What did you do with the "ztmp" pool other than creating the 2 filesystems on it before running the scrub? Did you copy any files on to it?
@AndCycle I was able to reproduce the problem rather easily on my test system. No need for your image or anything else. I'm going to look into this issue now that I can reproduce it.
The problem is that in 1421c89 the size of a zbookmark_t was expanded. Unfortunately, the size of a zbookmark_t is, effectively, part of the expected on-disk format by the current ZFS code base. I've worked up a patch in dweeezil/zfs@c5223f5 which should only be considered a work-in-progress at this point.

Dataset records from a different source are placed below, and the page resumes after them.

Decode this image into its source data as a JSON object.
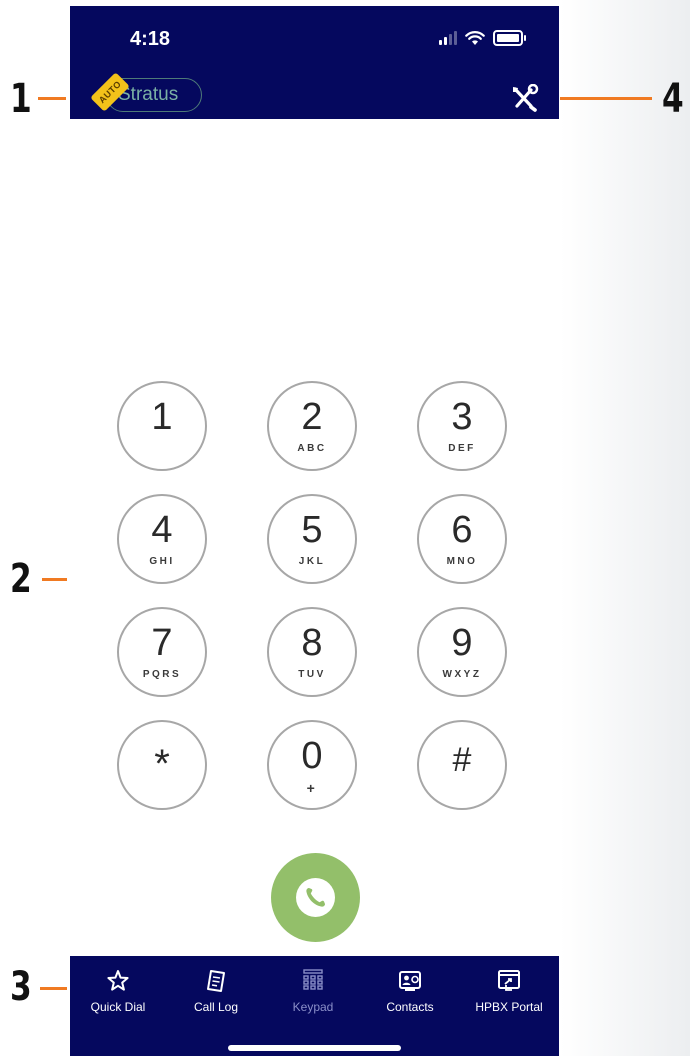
{
  "status_bar": {
    "time": "4:18"
  },
  "header": {
    "brand_label": "Stratus",
    "auto_tag": "AUTO",
    "tools_icon": "tools-icon"
  },
  "keypad": {
    "keys": [
      {
        "digit": "1",
        "letters": ""
      },
      {
        "digit": "2",
        "letters": "ABC"
      },
      {
        "digit": "3",
        "letters": "DEF"
      },
      {
        "digit": "4",
        "letters": "GHI"
      },
      {
        "digit": "5",
        "letters": "JKL"
      },
      {
        "digit": "6",
        "letters": "MNO"
      },
      {
        "digit": "7",
        "letters": "PQRS"
      },
      {
        "digit": "8",
        "letters": "TUV"
      },
      {
        "digit": "9",
        "letters": "WXYZ"
      },
      {
        "digit": "*",
        "letters": ""
      },
      {
        "digit": "0",
        "letters": "+"
      },
      {
        "digit": "#",
        "letters": ""
      }
    ]
  },
  "call_button": {
    "icon": "phone-icon",
    "color": "#93bf6a"
  },
  "tabbar": {
    "tabs": [
      {
        "label": "Quick Dial",
        "icon": "star-icon",
        "active": false
      },
      {
        "label": "Call Log",
        "icon": "call-log-icon",
        "active": false
      },
      {
        "label": "Keypad",
        "icon": "keypad-icon",
        "active": true
      },
      {
        "label": "Contacts",
        "icon": "contacts-icon",
        "active": false
      },
      {
        "label": "HPBX Portal",
        "icon": "portal-icon",
        "active": false
      }
    ]
  },
  "callouts": [
    "1",
    "2",
    "3",
    "4"
  ],
  "colors": {
    "nav_background": "#05085e",
    "accent_orange": "#f07a22",
    "brand_teal": "#7ab0a4",
    "tag_yellow": "#f3c21a"
  }
}
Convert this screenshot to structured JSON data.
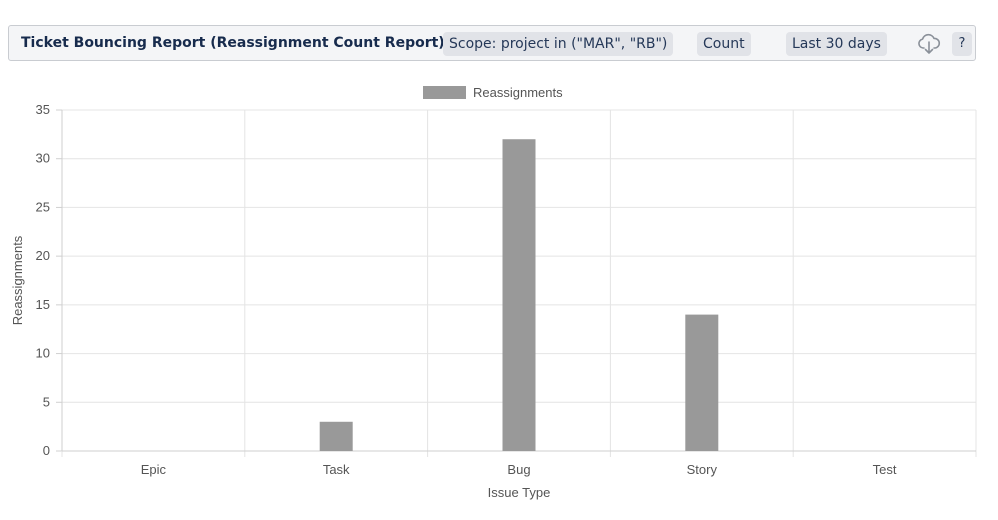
{
  "toolbar": {
    "title": "Ticket Bouncing Report (Reassignment Count Report)",
    "scope": "Scope: project in (\"MAR\", \"RB\")",
    "metric": "Count",
    "range": "Last 30 days",
    "help": "?",
    "download_icon": "cloud-download-icon"
  },
  "chart_data": {
    "type": "bar",
    "title": "",
    "xlabel": "Issue Type",
    "ylabel": "Reassignments",
    "categories": [
      "Epic",
      "Task",
      "Bug",
      "Story",
      "Test"
    ],
    "series": [
      {
        "name": "Reassignments",
        "values": [
          0,
          3,
          32,
          14,
          0
        ],
        "color": "#999999"
      }
    ],
    "ylim": [
      0,
      35
    ],
    "yticks": [
      0,
      5,
      10,
      15,
      20,
      25,
      30,
      35
    ],
    "legend": "top-center",
    "grid": true
  }
}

I have, however, tested it and it seems just fine. Read the commit message for details.
@dweeezil thanks for looking into this problem, probably will tryout your patch when I get free time :)

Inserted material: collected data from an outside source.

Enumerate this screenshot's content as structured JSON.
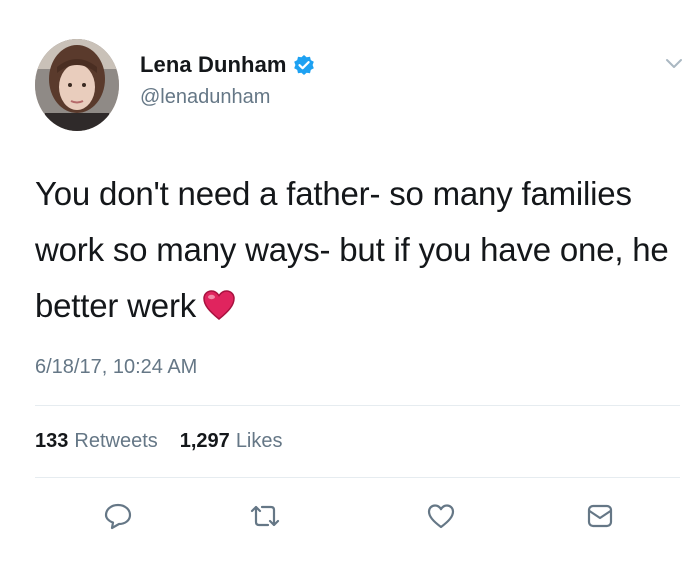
{
  "user": {
    "display_name": "Lena Dunham",
    "handle": "@lenadunham",
    "verified": true,
    "avatar_icon": "profile-photo"
  },
  "tweet": {
    "text": "You don't need a father- so many families work so many ways- but if you have one, he better werk",
    "emoji": "red-heart",
    "timestamp": "6/18/17, 10:24 AM"
  },
  "stats": {
    "retweets_count": "133",
    "retweets_label": "Retweets",
    "likes_count": "1,297",
    "likes_label": "Likes"
  },
  "actions": [
    {
      "icon": "reply-icon"
    },
    {
      "icon": "retweet-icon"
    },
    {
      "icon": "like-icon"
    },
    {
      "icon": "direct-message-icon"
    }
  ],
  "colors": {
    "text": "#14171a",
    "secondary": "#657786",
    "verified": "#1da1f2",
    "divider": "#e6ecf0",
    "heart": "#e0245e"
  }
}
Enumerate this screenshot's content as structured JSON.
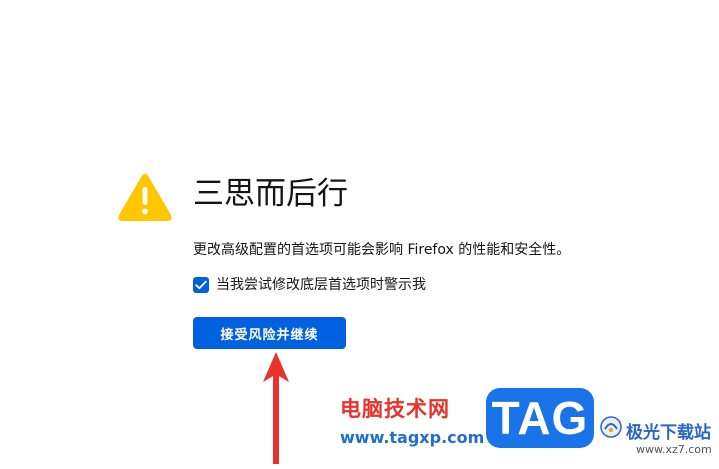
{
  "page": {
    "title": "三思而后行",
    "description": "更改高级配置的首选项可能会影响 Firefox 的性能和安全性。",
    "checkbox": {
      "label": "当我尝试修改底层首选项时警示我",
      "checked": true
    },
    "accept_button_label": "接受风险并继续"
  },
  "icons": {
    "warning": "warning-triangle-icon",
    "checkmark": "checkmark-icon"
  },
  "colors": {
    "accent": "#0061e0",
    "warning": "#ffc700",
    "text": "#15141a",
    "annotation": "#e8322b"
  },
  "watermark": {
    "site_name": "电脑技术网",
    "site_url": "www.tagxp.com",
    "logo_text": "TAG",
    "secondary_name": "极光下载站",
    "secondary_url": "www.xz7.com"
  }
}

@dweeezil Nice work. This was on the short list of things that I wanted to debug before tagging a new Gentoo patch set. I planned to debug it before filing an issue, but @AndCycle beat me to reporting it and you appear to have beaten me to debugging it. :)

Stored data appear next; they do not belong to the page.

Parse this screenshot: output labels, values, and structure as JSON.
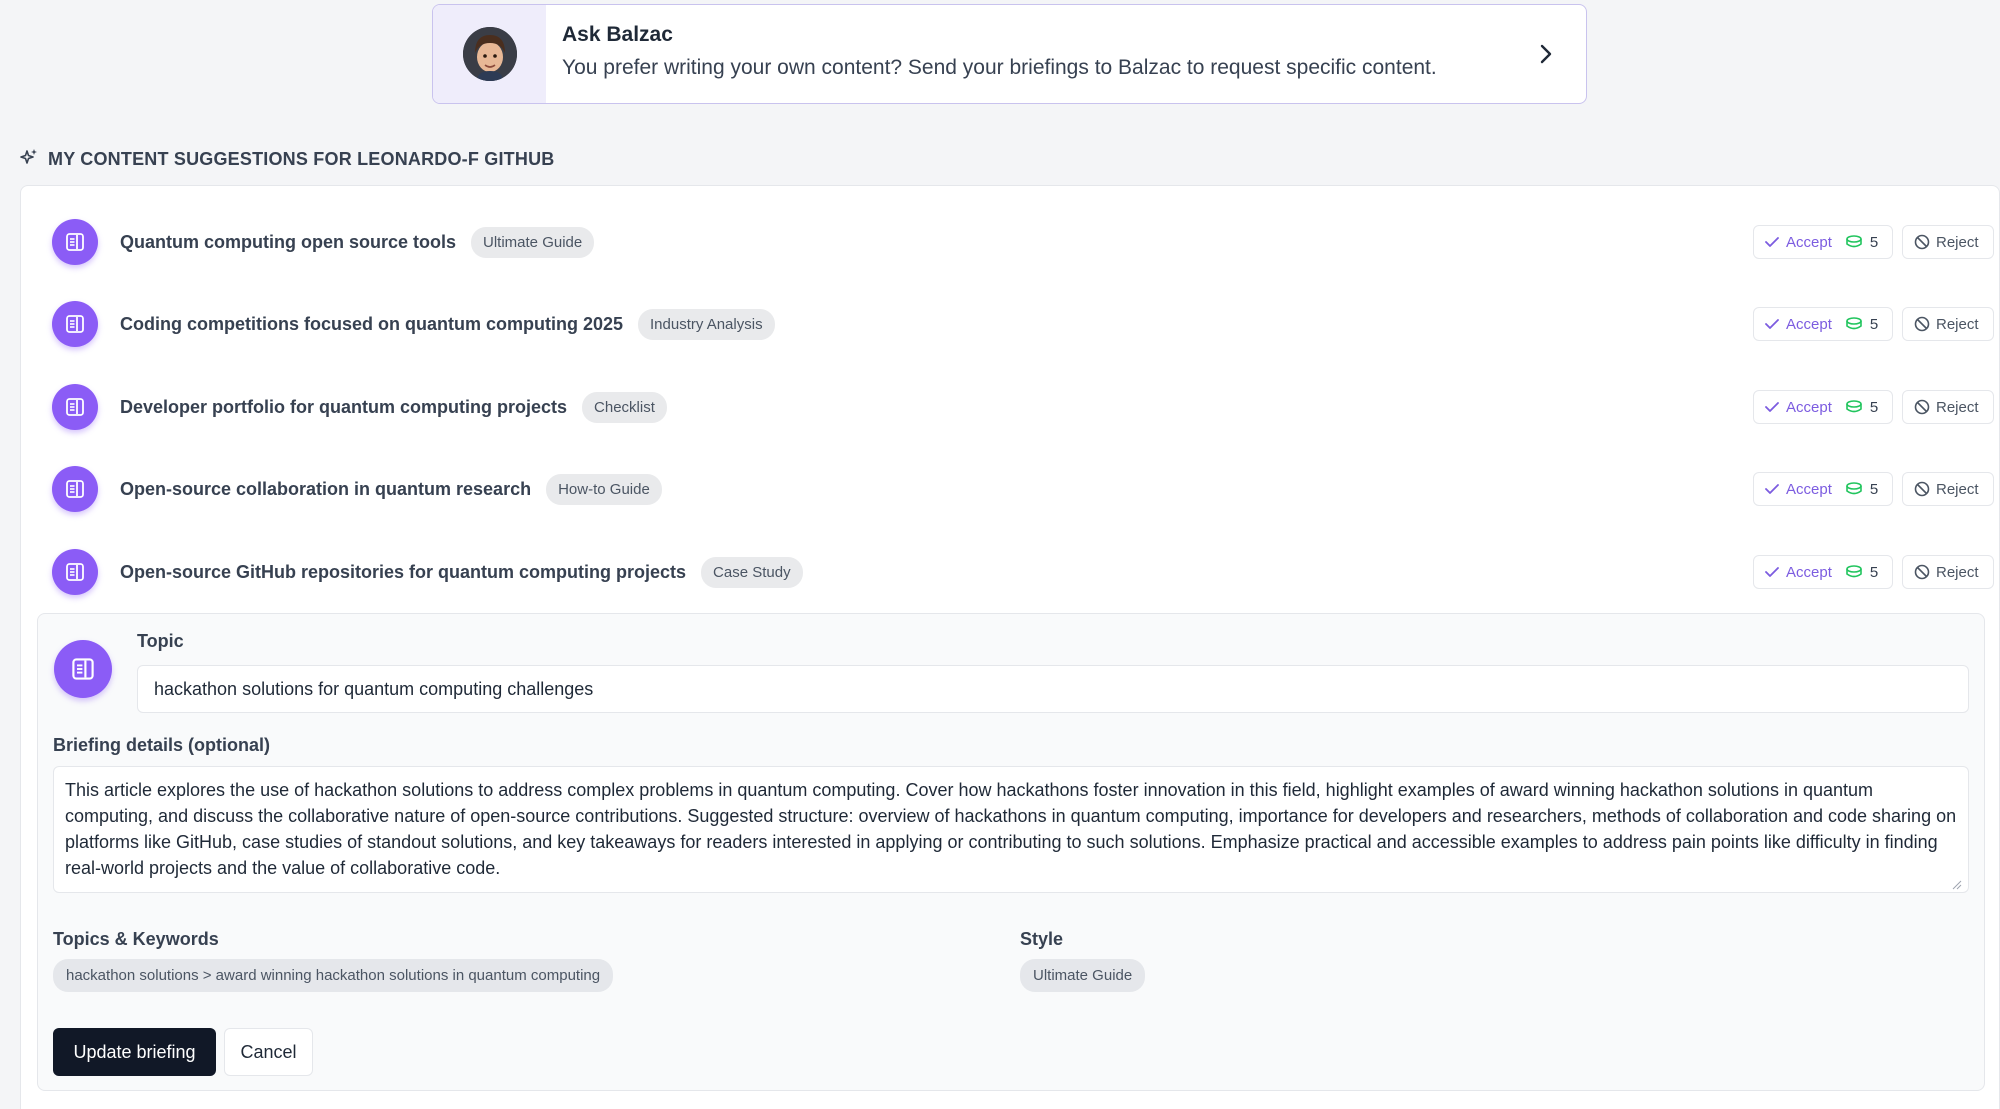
{
  "ask_banner": {
    "title": "Ask Balzac",
    "description": "You prefer writing your own content? Send your briefings to Balzac to request specific content."
  },
  "section": {
    "heading": "MY CONTENT SUGGESTIONS FOR LEONARDO-F GITHUB"
  },
  "suggestions": [
    {
      "title": "Quantum computing open source tools",
      "tag": "Ultimate Guide",
      "accept_label": "Accept",
      "credits": "5",
      "reject_label": "Reject"
    },
    {
      "title": "Coding competitions focused on quantum computing 2025",
      "tag": "Industry Analysis",
      "accept_label": "Accept",
      "credits": "5",
      "reject_label": "Reject"
    },
    {
      "title": "Developer portfolio for quantum computing projects",
      "tag": "Checklist",
      "accept_label": "Accept",
      "credits": "5",
      "reject_label": "Reject"
    },
    {
      "title": "Open-source collaboration in quantum research",
      "tag": "How-to Guide",
      "accept_label": "Accept",
      "credits": "5",
      "reject_label": "Reject"
    },
    {
      "title": "Open-source GitHub repositories for quantum computing projects",
      "tag": "Case Study",
      "accept_label": "Accept",
      "credits": "5",
      "reject_label": "Reject"
    }
  ],
  "editor": {
    "topic_label": "Topic",
    "topic_value": "hackathon solutions for quantum computing challenges",
    "briefing_label": "Briefing details (optional)",
    "briefing_value": "This article explores the use of hackathon solutions to address complex problems in quantum computing. Cover how hackathons foster innovation in this field, highlight examples of award winning hackathon solutions in quantum computing, and discuss the collaborative nature of open-source contributions. Suggested structure: overview of hackathons in quantum computing, importance for developers and researchers, methods of collaboration and code sharing on platforms like GitHub, case studies of standout solutions, and key takeaways for readers interested in applying or contributing to such solutions. Emphasize practical and accessible examples to address pain points like difficulty in finding real-world projects and the value of collaborative code.",
    "keywords_label": "Topics & Keywords",
    "keywords_chip": "hackathon solutions > award winning hackathon solutions in quantum computing",
    "style_label": "Style",
    "style_chip": "Ultimate Guide",
    "update_label": "Update briefing",
    "cancel_label": "Cancel"
  },
  "colors": {
    "accent": "#8b5cf6",
    "accept_text": "#7c5ce0",
    "credit_icon": "#22c55e",
    "primary_button": "#111827"
  },
  "icons": {
    "suggestion": "document-icon",
    "heading": "sparkles-icon",
    "accept": "check-icon",
    "credits": "coins-icon",
    "reject": "ban-icon",
    "banner": "chevron-right-icon"
  }
}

@AndCycle Nice description of the issue. Your report contains information that is far more useful than the information that I had to use. Last Monday, I discovered that HEAD broke backward compatibility. That put this on my short list of things to debug, but I had no idea what the trigger was and would not have spent much time on it until next week.
That being said, I am in a position to test and review this, but I might not have time until Monday.